NADA DE EXPLOSÕES
A convocação veio pelo Facebook: uma flash-mob na Rodoviária para demonstrar o repúdio à violência contra as mulheres, acompanhando um “levante de 1 bilhão” que iria acontecer, naquele dia, no restante do planeta. A chamada citava o Movimento das Vadias local, como promotora; diante disso, eu, que nunca havia ido a qualquer das manifestações desse grupo, disse a mim mesmo que estava na hora de, finalmente, ir para confirmar a carga explosiva que estava no meu imaginário.
Cheguei com alguns minutos de atraso, preocupado de que o movimento já tivesse se deslocado. Algumas viaturas de polícia em volta do piso superior indicavam que havia alguma prontidão das forças de segurança.
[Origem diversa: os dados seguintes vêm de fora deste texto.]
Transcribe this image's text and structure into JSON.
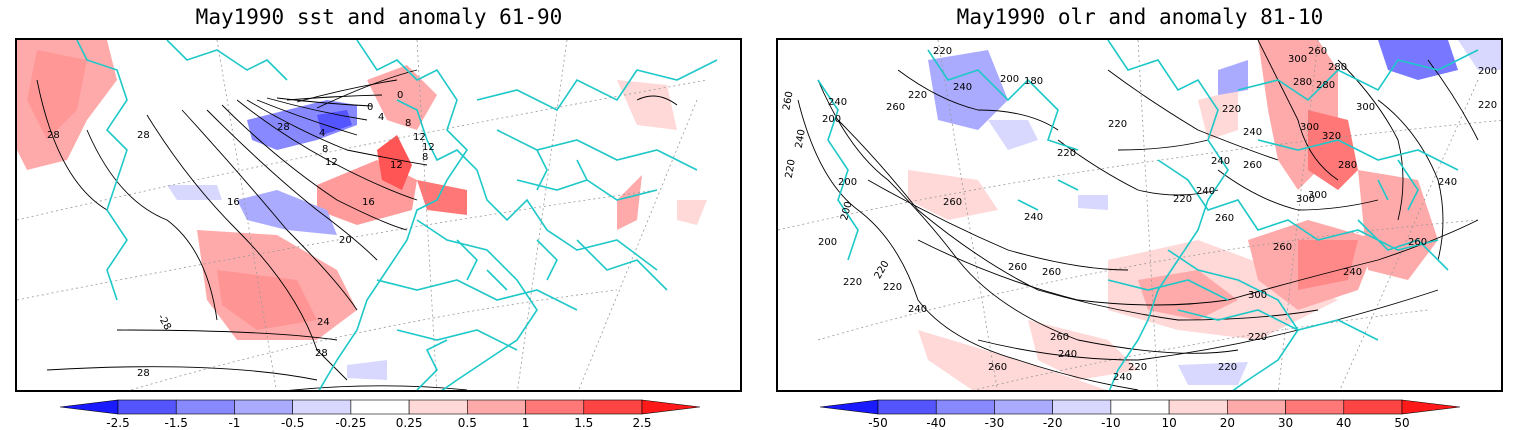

Subi e desci as escadas de ambas as plataformas e nada de encontrar o grupo. Até pensei em abordar algumas transeuntes com cara de guerreiras para lhes perguntar sobre o local exato da concentração, mas não o fiz. A sensação era a de ser um semi-intruso, alguém que não deveria estar lá, um ser fora do lugar.
Mas aí resolvi, mais do que dar atenção aos meus olhos – que já estavam em estado de alerta total, coisa que costuma acontecer quando a câmera está por perto –, dar atenção aos meus ouvidos. Um som vinha lá do fundo de uma das plataformas desse prédio recorrente e imortal que é a Rodoviária, de uma de suas extremidades.
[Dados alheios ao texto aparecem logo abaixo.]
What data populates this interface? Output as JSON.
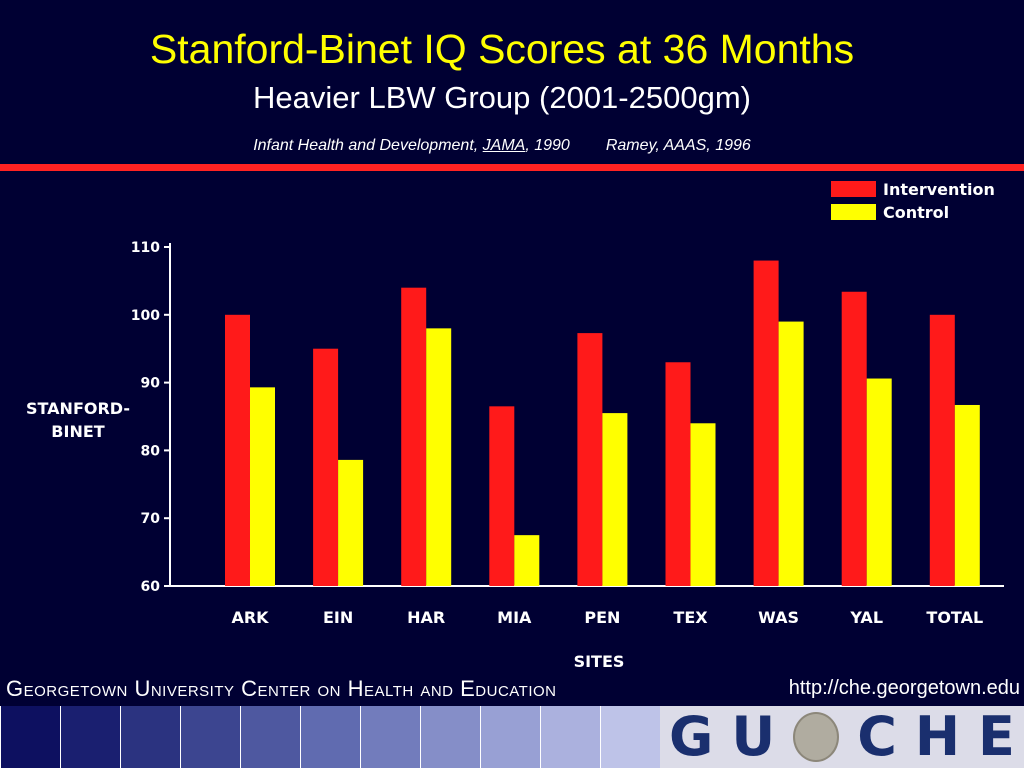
{
  "slide": {
    "title": "Stanford-Binet IQ Scores at 36 Months",
    "subtitle": "Heavier LBW Group (2001-2500gm)",
    "citation": {
      "part1": "Infant Health and Development, ",
      "journal": "JAMA",
      "part2": ", 1990",
      "part3": "Ramey, AAAS, 1996"
    },
    "footer": {
      "org": "Georgetown University Center on Health and Education",
      "url": "http://che.georgetown.edu"
    },
    "logo": {
      "letters": [
        "G",
        "U",
        "C",
        "H",
        "E"
      ],
      "seal_icon": "georgetown-seal-icon"
    },
    "colors": {
      "background": "#000033",
      "title": "#ffff00",
      "rule": "#ff2222",
      "logo_text": "#1a2f6e",
      "stripes": [
        "#0d1060",
        "#1a1f70",
        "#2b3380",
        "#3c4590",
        "#4e58a0",
        "#606bb0",
        "#727cbc",
        "#858ec8",
        "#98a0d4",
        "#abb1de",
        "#bec3e8"
      ]
    }
  },
  "chart_data": {
    "type": "bar",
    "categories": [
      "ARK",
      "EIN",
      "HAR",
      "MIA",
      "PEN",
      "TEX",
      "WAS",
      "YAL",
      "TOTAL"
    ],
    "series": [
      {
        "name": "Intervention",
        "color": "#ff1a1a",
        "values": [
          100,
          95,
          104,
          86.5,
          97.3,
          93,
          108,
          103.4,
          100
        ]
      },
      {
        "name": "Control",
        "color": "#ffff00",
        "values": [
          89.3,
          78.6,
          98,
          67.5,
          85.5,
          84,
          99,
          90.6,
          86.7
        ]
      }
    ],
    "ylabel": "STANFORD-BINET",
    "xlabel": "SITES",
    "ylim": [
      60,
      110
    ],
    "yticks": [
      60,
      70,
      80,
      90,
      100,
      110
    ],
    "legend_position": "top-right",
    "grid": false
  }
}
E lá estava o grupo, ainda esquentando seus motores. Uma DJ em ação e estacionada em cima de um pequeno e baixo palco indicava que não haveria deslocamentos, que a estratégia seria baseada inteiramente lá, nessa ponta de plataforma, quase a cair por sobre a pista do Eixo Monumental que desce na direção do Congresso.
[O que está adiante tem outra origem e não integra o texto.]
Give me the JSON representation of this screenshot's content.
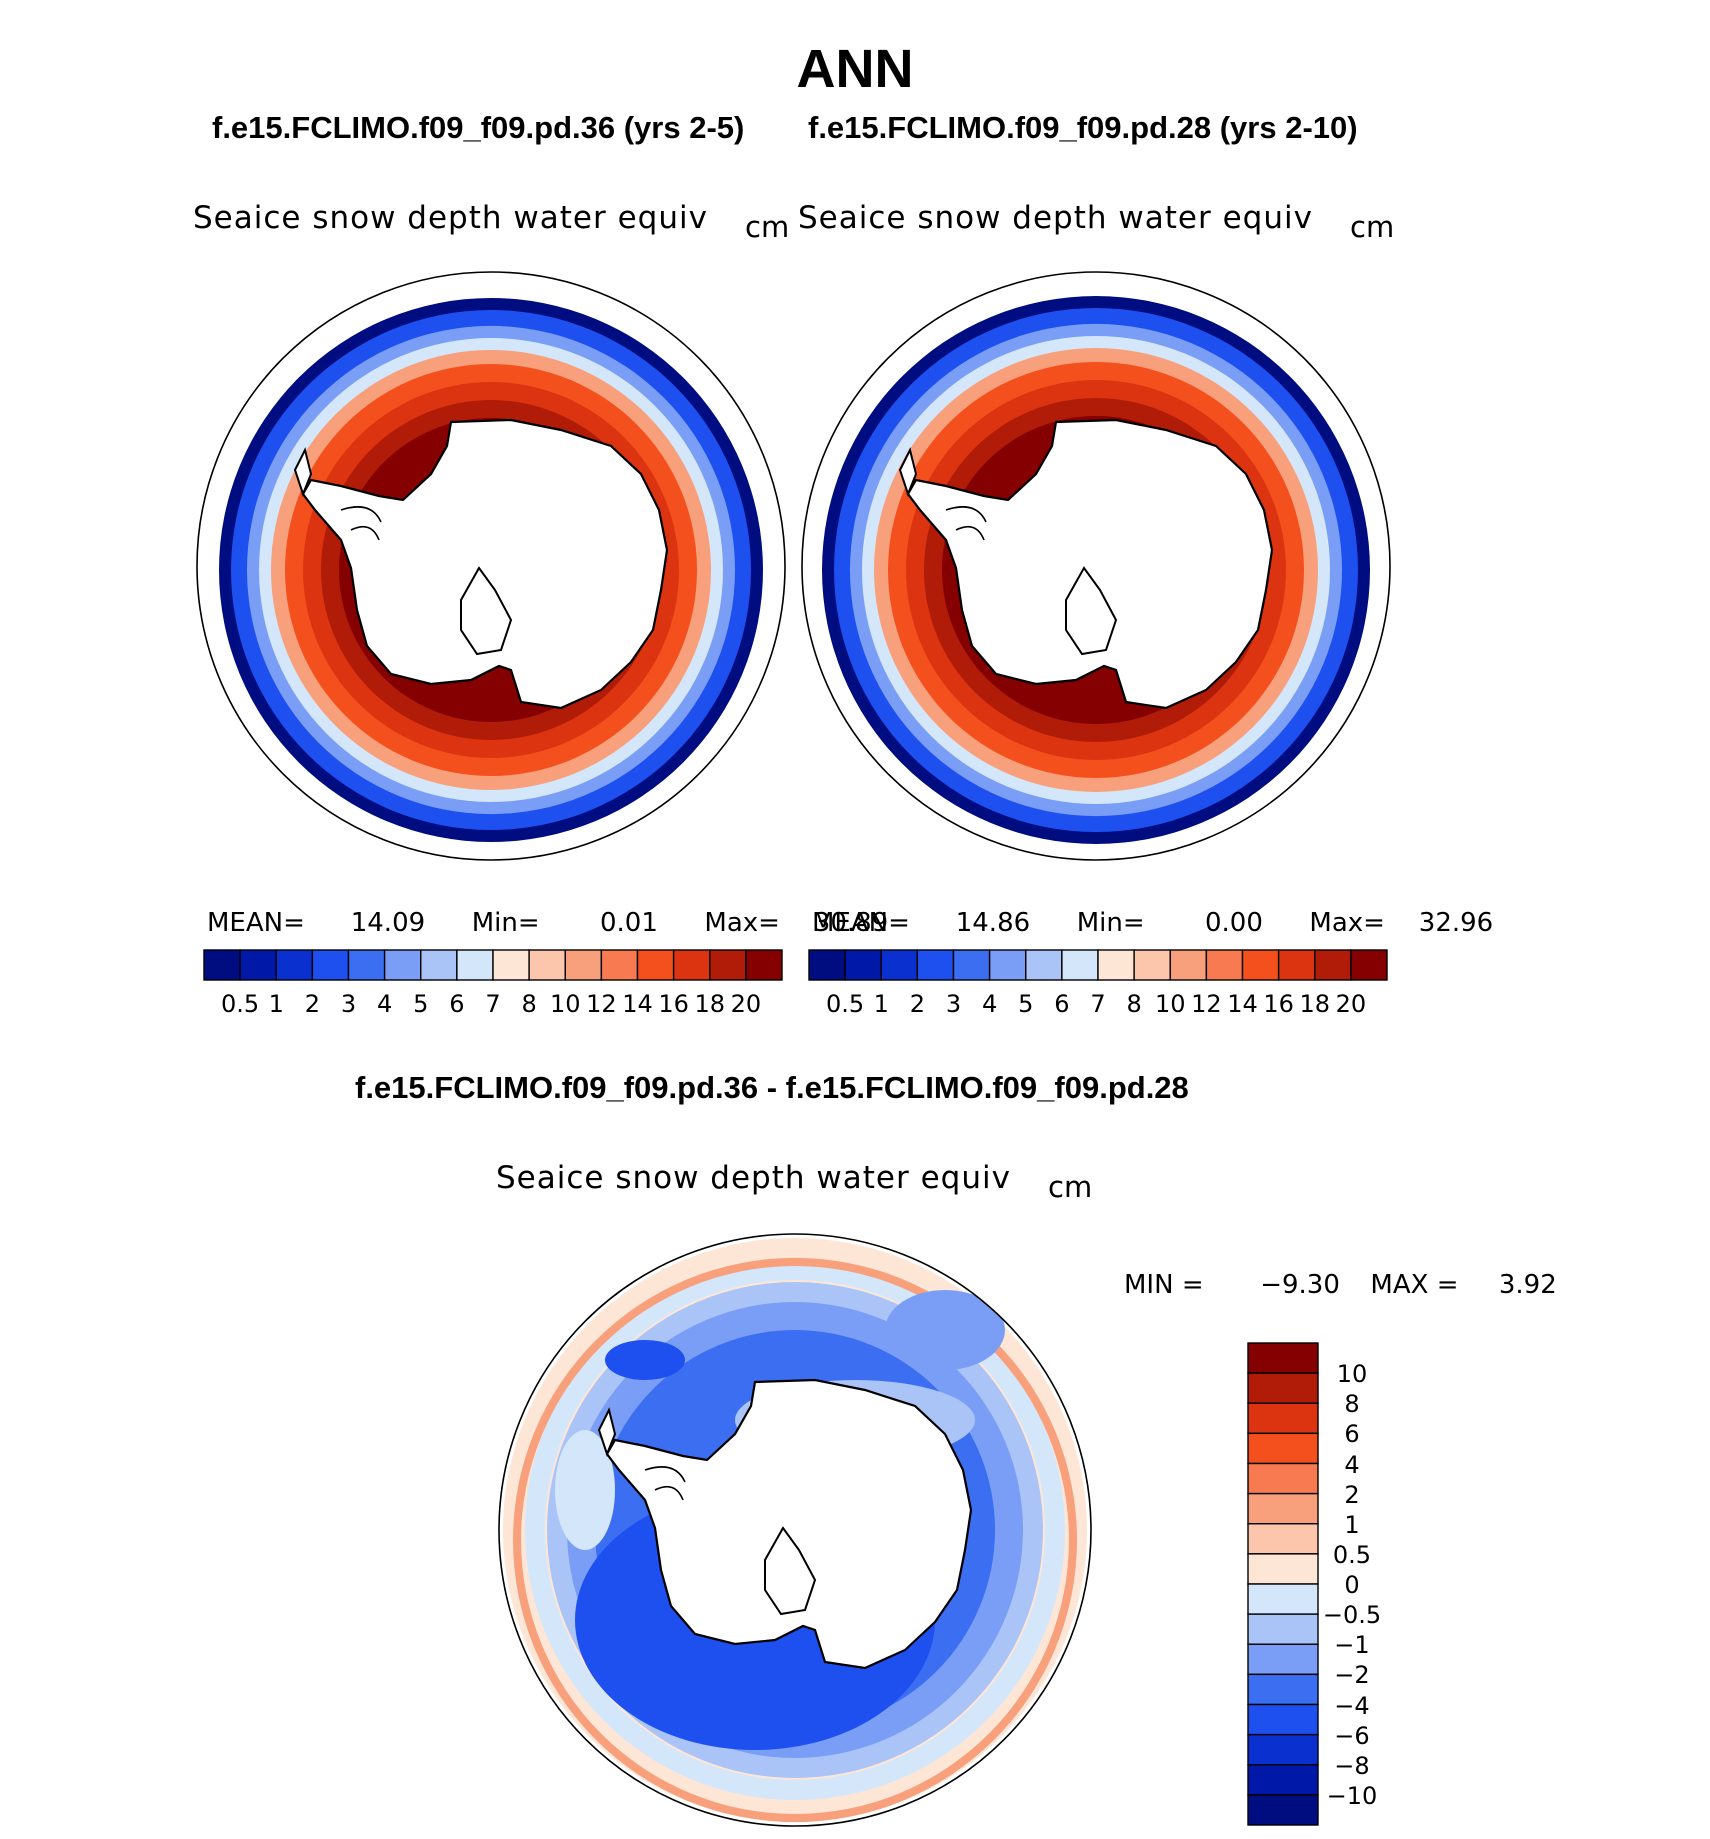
{
  "figure": {
    "title": "ANN",
    "left_case": "f.e15.FCLIMO.f09_f09.pd.36 (yrs 2-5)",
    "right_case": "f.e15.FCLIMO.f09_f09.pd.28 (yrs 2-10)",
    "diff_case": "f.e15.FCLIMO.f09_f09.pd.36 - f.e15.FCLIMO.f09_f09.pd.28"
  },
  "panels": [
    {
      "variable": "Seaice snow depth water equiv",
      "units": "cm",
      "stats": {
        "mean_label": "MEAN=",
        "mean": "14.09",
        "min_label": "Min=",
        "min": "0.01",
        "max_label": "Max=",
        "max": "30.89"
      }
    },
    {
      "variable": "Seaice snow depth water equiv",
      "units": "cm",
      "stats": {
        "mean_label": "MEAN=",
        "mean": "14.86",
        "min_label": "Min=",
        "min": "0.00",
        "max_label": "Max=",
        "max": "32.96"
      }
    }
  ],
  "diff_panel": {
    "variable": "Seaice snow depth water equiv",
    "units": "cm",
    "min_label": "MIN =",
    "min": "−9.30",
    "max_label": "MAX =",
    "max": "3.92"
  },
  "colorbar_abs": {
    "labels": [
      "0.5",
      "1",
      "2",
      "3",
      "4",
      "5",
      "6",
      "7",
      "8",
      "10",
      "12",
      "14",
      "16",
      "18",
      "20"
    ],
    "colors": [
      "#000d80",
      "#0018a8",
      "#0a30d0",
      "#1e50f0",
      "#3c6ef2",
      "#7a9ef5",
      "#aac4f8",
      "#d4e6fa",
      "#fde6d6",
      "#fbc6ab",
      "#f8a07c",
      "#f77a50",
      "#f4501e",
      "#dc3410",
      "#b01c08",
      "#850000"
    ]
  },
  "colorbar_diff": {
    "labels": [
      "10",
      "8",
      "6",
      "4",
      "2",
      "1",
      "0.5",
      "0",
      "−0.5",
      "−1",
      "−2",
      "−4",
      "−6",
      "−8",
      "−10"
    ],
    "colors": [
      "#850000",
      "#b01c08",
      "#dc3410",
      "#f4501e",
      "#f77a50",
      "#f8a07c",
      "#fbc6ab",
      "#fde6d6",
      "#d4e6fa",
      "#aac4f8",
      "#7a9ef5",
      "#3c6ef2",
      "#1e50f0",
      "#0a30d0",
      "#0018a8",
      "#000d80"
    ]
  }
}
Mas, em termos de estratégia, havia mais – e eis que fomos, eu e meu imaginário, pegos, por ela, inteiramente de surpresa. Nada de esperneios, nada de peitos de fora, de chamadas de ordem ou até mesmo de olhares em oposição. Aos poucos, fui sentindo que meus temores, minha acentuada sensação inicial de fora do lugar, eram simples fantasias de minha parte. A galera estava lá pra dizer algo por meio de uma língua própria, feminina, suave, alegre, que incluía a dança – e não na língua “patriarcal”, tal qual dito por uma delas, a língua da violência. A cor escolhida era o lilás e não o preto.